Geçen hafta Sabit Fikir, ünlü simaların kütüphaneleri başlıklı bir yazı hazırlamış, okumadıysanız buradan buyrun. Buradan yola çıkarak pek çok şey tartışabiliriz elbette; kütüphaneleri kendi başlarına birer nesne olarak tartışabileceğimiz gibi barındırdıkları olasılıklar dahilinde değerlendirebiliriz; Umberto Eco ve J.C. Carriére'nin kitaplaştırılmış sohbetlerinde (Kitaplardan Kurtulabileceğinizi Sanmayın, Can Yayınları, çeviren: Sosi Dolanoğlu) belirtildiği gibi mesela: "Bir kütüphane okuduğumuz ya da günün birinde okuyacağımız kitaplardan oluşmaz ille de..." Borges cenneti bir kütüphane olarak hayal ederken bir başkası kütüphanesini mutfağı ya da banyosundan bir tık üstte bir mekan olarak algılayabilir, olasılıklar sınırsız, hele kitaplar söz konusu ise.

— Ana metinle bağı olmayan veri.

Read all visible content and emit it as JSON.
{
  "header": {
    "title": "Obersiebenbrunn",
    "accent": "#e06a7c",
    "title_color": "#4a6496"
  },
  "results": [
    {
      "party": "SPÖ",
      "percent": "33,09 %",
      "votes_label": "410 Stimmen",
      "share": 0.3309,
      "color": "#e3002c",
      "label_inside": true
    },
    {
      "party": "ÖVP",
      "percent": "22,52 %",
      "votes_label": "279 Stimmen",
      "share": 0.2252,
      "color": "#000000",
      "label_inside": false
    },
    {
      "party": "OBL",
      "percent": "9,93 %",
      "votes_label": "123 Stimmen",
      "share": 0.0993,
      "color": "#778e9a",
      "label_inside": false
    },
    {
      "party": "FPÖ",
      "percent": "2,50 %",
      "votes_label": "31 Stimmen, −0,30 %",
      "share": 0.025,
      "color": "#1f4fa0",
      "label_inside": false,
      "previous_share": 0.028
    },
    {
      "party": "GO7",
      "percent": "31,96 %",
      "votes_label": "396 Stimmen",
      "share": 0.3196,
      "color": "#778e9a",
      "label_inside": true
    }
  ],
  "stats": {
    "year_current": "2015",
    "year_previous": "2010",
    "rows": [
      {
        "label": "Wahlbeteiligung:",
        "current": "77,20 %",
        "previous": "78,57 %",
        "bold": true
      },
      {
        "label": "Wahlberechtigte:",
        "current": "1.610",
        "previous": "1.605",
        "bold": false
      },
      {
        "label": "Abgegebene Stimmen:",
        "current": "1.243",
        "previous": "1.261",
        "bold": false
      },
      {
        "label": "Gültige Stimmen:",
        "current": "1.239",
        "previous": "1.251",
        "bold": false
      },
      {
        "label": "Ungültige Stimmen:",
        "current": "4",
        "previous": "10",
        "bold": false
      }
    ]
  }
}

Dünden beridir sardırdığım Takvim-i Ragıp, bu haftanın kütüphaneler haftası olduğunu anımsatıyor bizlere. Öyleyse, istikamet, raflar olsun yine.
Kütüphane yalnızca düzen ve karmaşa yeri değildir; aynı zamanda rastlantılar dünyasıdır. Onlara bir raf ve bir numara verildikten sonra bile kitaplar kendi hareketlerini sürdürürler. Kendi başlarına bırakılınca umulmadık şekilde bir araya gelirler. (...) Bazı geceler kitapların adsız olduğu, herhangi bir yazarla övünmediği, içinde bütün edebi tarzların, bütün üslupların, bütün öykülerin birbirne yaklaştığı ve kahramanlarla mekanların tanınmadığı, dilediğim noktasında içine atlayabileceğim sürekli bir anlatı pınarı oluşturan baştan aşağı anonim bir kütüphane düşlerim.